Ulrich Seidl's Import Export, however, is a frustrating, labored (so to speak) exercise in misery. For all its prolonged exposure to two guest-worker characters, they remain inarticulate and static victims. Humiliation and degradation are rubbed into every overlong scene, to the point of disgust. We get that Austria and Ukraine are increasingly coming to resemble each other and that neither provides a decent living for its young working-class citizens -- a realization that doesn't need to have indignity after indignity piled onto it.
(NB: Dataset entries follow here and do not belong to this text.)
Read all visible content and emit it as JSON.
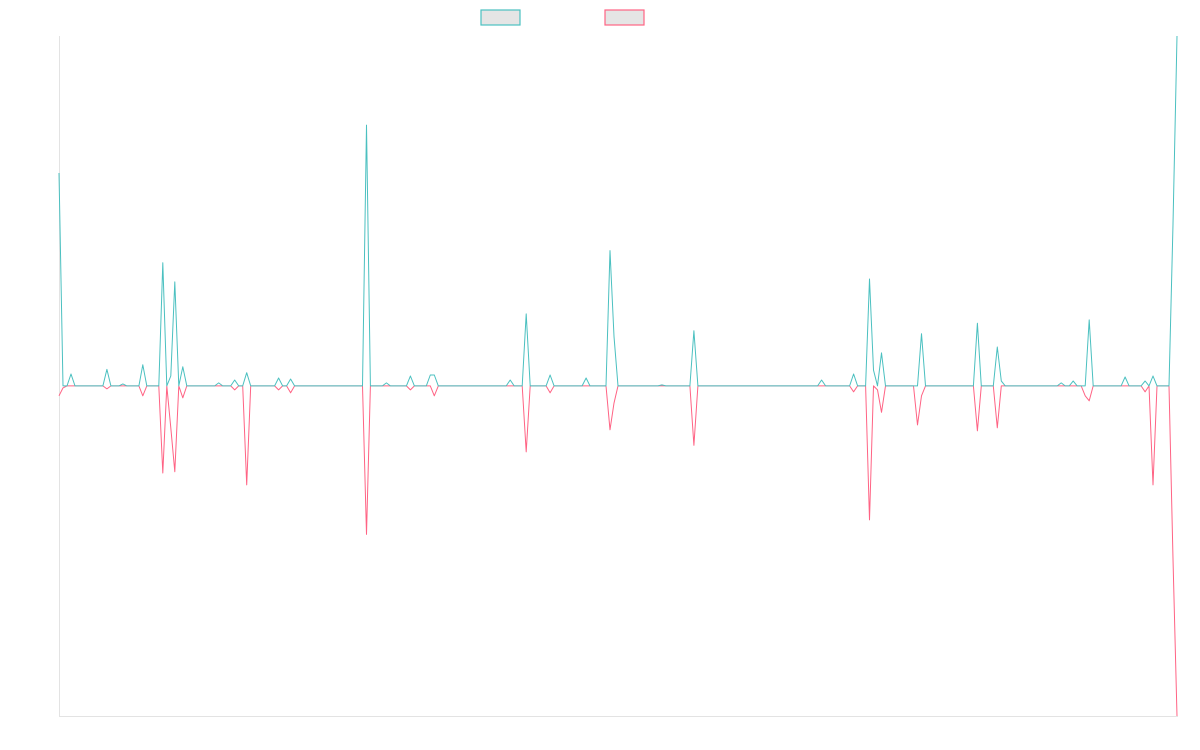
{
  "chart_data": {
    "type": "line",
    "title": "",
    "xlabel": "",
    "ylabel": "",
    "xlim": [
      0,
      280
    ],
    "ylim": [
      -1,
      1.06
    ],
    "grid": false,
    "legend_placement": "top-center",
    "length": 281,
    "series": [
      {
        "name": "",
        "color": "#4bc0c0",
        "legend_fill": "#e5e5e5",
        "spikes": {
          "0": 0.645,
          "3": 0.036,
          "12": 0.05,
          "16": 0.006,
          "21": 0.064,
          "26": 0.373,
          "28": 0.03,
          "29": 0.315,
          "31": 0.058,
          "40": 0.009,
          "44": 0.018,
          "47": 0.04,
          "55": 0.024,
          "58": 0.021,
          "77": 0.79,
          "82": 0.009,
          "88": 0.03,
          "93": 0.033,
          "94": 0.033,
          "113": 0.018,
          "117": 0.218,
          "123": 0.033,
          "132": 0.024,
          "138": 0.41,
          "139": 0.15,
          "151": 0.003,
          "159": 0.167,
          "191": 0.018,
          "199": 0.036,
          "203": 0.324,
          "204": 0.048,
          "206": 0.1,
          "216": 0.158,
          "230": 0.19,
          "235": 0.118,
          "236": 0.015,
          "251": 0.009,
          "254": 0.015,
          "258": 0.2,
          "267": 0.027,
          "272": 0.015,
          "274": 0.03,
          "279": 0.49,
          "280": 1.06
        }
      },
      {
        "name": "",
        "color": "#ff6384",
        "legend_fill": "#e5e5e5",
        "spikes": {
          "0": -0.03,
          "1": -0.006,
          "12": -0.009,
          "21": -0.03,
          "26": -0.264,
          "28": -0.127,
          "29": -0.26,
          "31": -0.036,
          "44": -0.012,
          "47": -0.3,
          "55": -0.012,
          "58": -0.021,
          "77": -0.45,
          "88": -0.012,
          "94": -0.03,
          "117": -0.2,
          "123": -0.021,
          "138": -0.133,
          "139": -0.052,
          "159": -0.18,
          "199": -0.018,
          "203": -0.406,
          "205": -0.012,
          "206": -0.08,
          "215": -0.118,
          "216": -0.03,
          "230": -0.136,
          "235": -0.127,
          "257": -0.03,
          "258": -0.045,
          "272": -0.018,
          "274": -0.3,
          "279": -0.524,
          "280": -1
        }
      }
    ]
  }
}
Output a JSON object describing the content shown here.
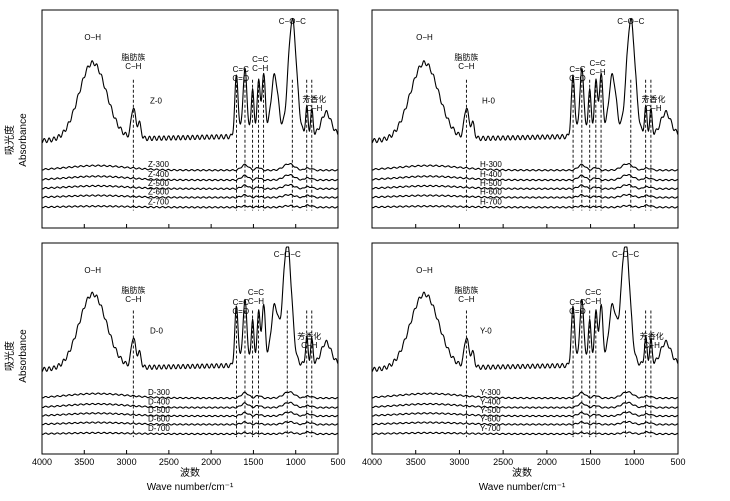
{
  "chart_data": {
    "type": "line",
    "x_axis": {
      "label_cn": "波数",
      "label_en": "Wave number/cm⁻¹",
      "range": [
        4000,
        500
      ],
      "reversed": true,
      "ticks": [
        4000,
        3500,
        3000,
        2500,
        2000,
        1500,
        1000,
        500
      ]
    },
    "y_axis": {
      "label_cn": "吸光度",
      "label_en": "Absorbance"
    },
    "panels": [
      {
        "prefix": "Z",
        "series": [
          {
            "name": "Z-0",
            "label": "Z-0"
          },
          {
            "name": "Z-300",
            "label": "Z-300"
          },
          {
            "name": "Z-400",
            "label": "Z-400"
          },
          {
            "name": "Z-500",
            "label": "Z-500"
          },
          {
            "name": "Z-600",
            "label": "Z-600"
          },
          {
            "name": "Z-700",
            "label": "Z-700"
          }
        ],
        "peak_lines": [
          2920,
          1700,
          1600,
          1510,
          1440,
          1380,
          1040,
          870,
          810
        ],
        "annotations": [
          {
            "text": "O−H",
            "x": 3400
          },
          {
            "text": "脂肪族",
            "x": 2920
          },
          {
            "text": "C−H",
            "x": 2920
          },
          {
            "text": "C=C",
            "x": 1650
          },
          {
            "text": "C=O",
            "x": 1650
          },
          {
            "text": "C=C",
            "x": 1420
          },
          {
            "text": "C−H",
            "x": 1420
          },
          {
            "text": "C−O−C",
            "x": 1040
          },
          {
            "text": "芳香化",
            "x": 780
          },
          {
            "text": "C−H",
            "x": 780
          }
        ]
      },
      {
        "prefix": "H",
        "series": [
          {
            "name": "H-0",
            "label": "H-0"
          },
          {
            "name": "H-300",
            "label": "H-300"
          },
          {
            "name": "H-400",
            "label": "H-400"
          },
          {
            "name": "H-500",
            "label": "H-500"
          },
          {
            "name": "H-600",
            "label": "H-600"
          },
          {
            "name": "H-700",
            "label": "H-700"
          }
        ],
        "peak_lines": [
          2920,
          1700,
          1600,
          1510,
          1440,
          1380,
          1040,
          870,
          810
        ],
        "annotations": [
          {
            "text": "O−H",
            "x": 3400
          },
          {
            "text": "脂肪族",
            "x": 2920
          },
          {
            "text": "C−H",
            "x": 2920
          },
          {
            "text": "C=C",
            "x": 1650
          },
          {
            "text": "C=O",
            "x": 1650
          },
          {
            "text": "C=C",
            "x": 1420
          },
          {
            "text": "C−H",
            "x": 1420
          },
          {
            "text": "C−O−C",
            "x": 1040
          },
          {
            "text": "芳香化",
            "x": 780
          },
          {
            "text": "C−H",
            "x": 780
          }
        ]
      },
      {
        "prefix": "D",
        "series": [
          {
            "name": "D-0",
            "label": "D-0"
          },
          {
            "name": "D-300",
            "label": "D-300"
          },
          {
            "name": "D-400",
            "label": "D-400"
          },
          {
            "name": "D-500",
            "label": "D-500"
          },
          {
            "name": "D-600",
            "label": "D-600"
          },
          {
            "name": "D-700",
            "label": "D-700"
          }
        ],
        "peak_lines": [
          2920,
          1700,
          1600,
          1510,
          1440,
          1100,
          870,
          810
        ],
        "annotations": [
          {
            "text": "O−H",
            "x": 3400
          },
          {
            "text": "脂肪族",
            "x": 2920
          },
          {
            "text": "C−H",
            "x": 2920
          },
          {
            "text": "C=C",
            "x": 1650
          },
          {
            "text": "C=O",
            "x": 1650
          },
          {
            "text": "C=C",
            "x": 1470
          },
          {
            "text": "C−H",
            "x": 1470
          },
          {
            "text": "C−O−C",
            "x": 1100
          },
          {
            "text": "芳香化",
            "x": 840
          },
          {
            "text": "C−H",
            "x": 840
          }
        ]
      },
      {
        "prefix": "Y",
        "series": [
          {
            "name": "Y-0",
            "label": "Y-0"
          },
          {
            "name": "Y-300",
            "label": "Y-300"
          },
          {
            "name": "Y-400",
            "label": "Y-400"
          },
          {
            "name": "Y-500",
            "label": "Y-500"
          },
          {
            "name": "Y-600",
            "label": "Y-600"
          },
          {
            "name": "Y-700",
            "label": "Y-700"
          }
        ],
        "peak_lines": [
          2920,
          1700,
          1600,
          1510,
          1440,
          1100,
          870,
          810
        ],
        "annotations": [
          {
            "text": "O−H",
            "x": 3400
          },
          {
            "text": "脂肪族",
            "x": 2920
          },
          {
            "text": "C−H",
            "x": 2920
          },
          {
            "text": "C=C",
            "x": 1650
          },
          {
            "text": "C=O",
            "x": 1650
          },
          {
            "text": "C=C",
            "x": 1470
          },
          {
            "text": "C−H",
            "x": 1470
          },
          {
            "text": "C−O−C",
            "x": 1100
          },
          {
            "text": "芳香化",
            "x": 800
          },
          {
            "text": "C−H",
            "x": 800
          }
        ]
      }
    ]
  }
}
Finally, Christian Petzold's stunning Yella, which sold out at October's Mill Valley Film Festival, is an increasingly bizarre account of a young woman running away from her old life in the former East Germany to new prospects in West Germany. What at first seems like a domestic thriller (she's being stalked by a volatile ex) goes deeper when, seemingly free of him and blossoming in a new high-powered career, she starts being harassed by sounds and premonitions signaling a second ruin. Nina Hoss, who won the best actress award at Berlin for her performance, has the deliberate, disheveled intensity of a Jeanne Moreau. Her journey across the Elbe becomes something much bigger than escape from a failed marriage -- it's a primal mystery with baggage past the weight limit.
Today's screenings start at 1 p.m. with Half of Life.